The interesting output is right after “group 2f2 size 152”.

This is one of the 64*64 buckets being processed in the second call to SeedB. It contains 152 edges for which endpoint 0 has the least significant 6 bits being 0x0b. These edges are being bucket sorted on the next group of 6 bits. Those with the 12 lsb bits equal to 0x5ab will go to group 2d6.

There are 8 such edges, and they are “flushed” in lines 205-206 of mean.cu

Line 210 sets the counter for currently held 0x5ab edges back from 8 to 0, and there are no more edges to be moved in the leftovers loop at lines 215-227. On the 2080 however, thread 18 makes it to the leftover loop before thread 22 reaches the flush of 8 in the main loop, and it ends up storing these 8 edges twice in group 2d6:

```
$ make cudabug
nvcc -std=c++11 -o cuda19 -DSYNCBUG -DPROOFSIZE=2 -DEPS_A=4 -DEPS_B=3 -DIDXSHIFT=2 -DEDGEBITS=19 -arch sm_35 mean.cu ../crypto/blake2b-ref.c
./cuda19 -U 64 -Z 64 -z 64 -m 4
GeForce RTX 2080 with 7951MB @ 256 bits x 7000MHz
Looking for 2-cycle on cuckaroo19("",0) with 50% edges, 64*64 buckets, 4 trims, and 64 thread blocks.
Using 28MB of global memory.
nonce 0 k0 k1 k2 k3 a34c6a2bdaa03a14 d736650ae53eee9e 9a22f05e3bffed5e b8d55478fa3a606d
group 2f2 size 124
group 2f2 size 124 lid 22 localIdx 1
group 2f2 size 152
group 2f2 size 152 lid 22 localIdx 8
group 2f2 size 152 lid 18 nflush 8
Seeding completed in 0 + 0 ms
round 0 group ad6 edges 268
round 1 group ad6 edges 89
round 2 group ad6 edges 54
round 3 group ad6 edges 28
61360 edges after trimming
2-cycle found
2-cycle found
2-cycle found
2-cycle found
2-cycle found
2-cycle found
2-cycle found
2-cycle found
findcycles edges 61360 time 3 ms total 4 ms
Time: 5 ms
Solution 64f04 64f04
FAILED due to edges not ascending
Solution 65124 65124
FAILED due to edges not ascending
Solution 64b9d 64b9d
FAILED due to edges not ascending
Solution 64d4d 64d4d
FAILED due to edges not ascending
4 total solutions
```

The two __syncthreads(); calls in the main loop are supposed to prevent this. Or am I missing something?!

ADDENDUM: https://docs.nvidia.com/cuda/turing-tuning-guide/index.html mentions this new primitive __syncwarp for Turing:

“Applications that assume reads and writes are implicitly visible to other threads in the same warp need to insert the new __syncwarp() warp-wide barrier synchronization instruction between steps where data is exchanged between threads via global or shared memory.
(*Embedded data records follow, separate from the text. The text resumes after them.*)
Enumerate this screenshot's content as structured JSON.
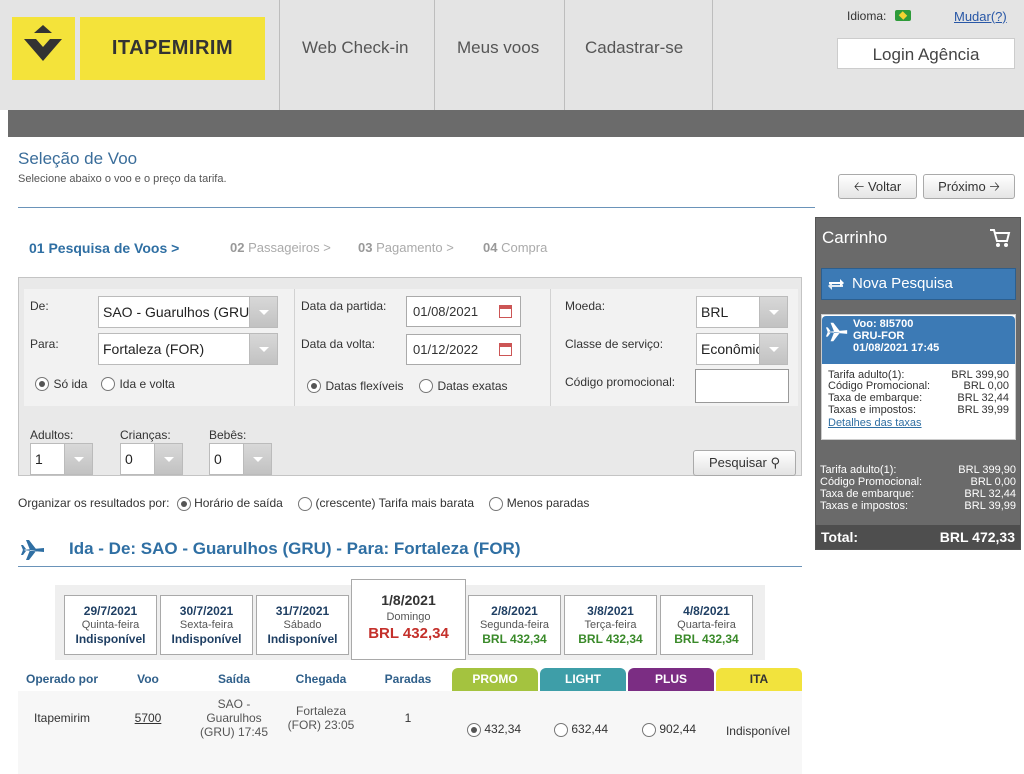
{
  "brand": {
    "name": "ITAPEMIRIM",
    "yellow": "#f4e33a"
  },
  "header": {
    "nav": [
      "Web Check-in",
      "Meus voos",
      "Cadastrar-se"
    ],
    "language_label": "Idioma:",
    "change_label": "Mudar(?)",
    "login_label": "Login Agência"
  },
  "page": {
    "title": "Seleção de Voo",
    "subtitle": "Selecione abaixo o voo e o preço da tarifa.",
    "back_label": "Voltar",
    "next_label": "Próximo"
  },
  "steps": [
    {
      "num": "01",
      "label": "Pesquisa de Voos >"
    },
    {
      "num": "02",
      "label": "Passageiros >"
    },
    {
      "num": "03",
      "label": "Pagamento >"
    },
    {
      "num": "04",
      "label": "Compra"
    }
  ],
  "form": {
    "from_label": "De:",
    "from_value": "SAO - Guarulhos (GRU)",
    "to_label": "Para:",
    "to_value": "Fortaleza (FOR)",
    "one_way_label": "Só ida",
    "round_trip_label": "Ida e volta",
    "depart_label": "Data da partida:",
    "depart_value": "01/08/2021",
    "return_label": "Data da volta:",
    "return_value": "01/12/2022",
    "flex_label": "Datas flexíveis",
    "exact_label": "Datas exatas",
    "currency_label": "Moeda:",
    "currency_value": "BRL",
    "class_label": "Classe de serviço:",
    "class_value": "Econômica",
    "promo_label": "Código promocional:",
    "adults_label": "Adultos:",
    "adults_value": "1",
    "children_label": "Crianças:",
    "children_value": "0",
    "infants_label": "Bebês:",
    "infants_value": "0",
    "search_label": "Pesquisar"
  },
  "sort": {
    "label": "Organizar os resultados por:",
    "options": [
      "Horário de saída",
      "(crescente) Tarifa mais barata",
      "Menos paradas"
    ]
  },
  "flight_section": {
    "title": "Ida - De: SAO - Guarulhos (GRU) - Para: Fortaleza (FOR)"
  },
  "date_tabs": [
    {
      "date": "29/7/2021",
      "weekday": "Quinta-feira",
      "price": "Indisponível"
    },
    {
      "date": "30/7/2021",
      "weekday": "Sexta-feira",
      "price": "Indisponível"
    },
    {
      "date": "31/7/2021",
      "weekday": "Sábado",
      "price": "Indisponível"
    },
    {
      "date": "1/8/2021",
      "weekday": "Domingo",
      "price": "BRL 432,34"
    },
    {
      "date": "2/8/2021",
      "weekday": "Segunda-feira",
      "price": "BRL 432,34"
    },
    {
      "date": "3/8/2021",
      "weekday": "Terça-feira",
      "price": "BRL 432,34"
    },
    {
      "date": "4/8/2021",
      "weekday": "Quarta-feira",
      "price": "BRL 432,34"
    }
  ],
  "table": {
    "headers": [
      "Operado por",
      "Voo",
      "Saída",
      "Chegada",
      "Paradas"
    ],
    "fares": [
      {
        "name": "PROMO",
        "color": "#a4c33f"
      },
      {
        "name": "LIGHT",
        "color": "#3e9ea8"
      },
      {
        "name": "PLUS",
        "color": "#7b2d83"
      },
      {
        "name": "ITA",
        "color": "#f2e33d"
      }
    ],
    "row": {
      "operator": "Itapemirim",
      "flight": "5700",
      "dep_l1": "SAO -",
      "dep_l2": "Guarulhos",
      "dep_l3": "(GRU) 17:45",
      "arr_l1": "Fortaleza",
      "arr_l2": "(FOR) 23:05",
      "stops": "1",
      "promo": "432,34",
      "light": "632,44",
      "plus": "902,44",
      "ita": "Indisponível"
    }
  },
  "cart": {
    "title": "Carrinho",
    "new_search": "Nova Pesquisa",
    "flight_l1": "Voo: 8I5700",
    "flight_l2": "GRU-FOR",
    "flight_l3": "01/08/2021 17:45",
    "lines": [
      {
        "label": "Tarifa adulto(1):",
        "value": "BRL 399,90"
      },
      {
        "label": "Código Promocional:",
        "value": "BRL 0,00"
      },
      {
        "label": "Taxa de embarque:",
        "value": "BRL 32,44"
      },
      {
        "label": "Taxas e impostos:",
        "value": "BRL 39,99"
      }
    ],
    "tax_link": "Detalhes das taxas",
    "total_label": "Total:",
    "total_value": "BRL 472,33"
  }
}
Assumptions that code is executed in lockstep or that reads/writes from separate threads are visible across a warp without synchronization are invalid.”

But that appears to be weaker than syncthreads; and the bug persists after changing to

```
__syncwarp(); __syncthreads();
```

Any thread syncing experts want to weigh in?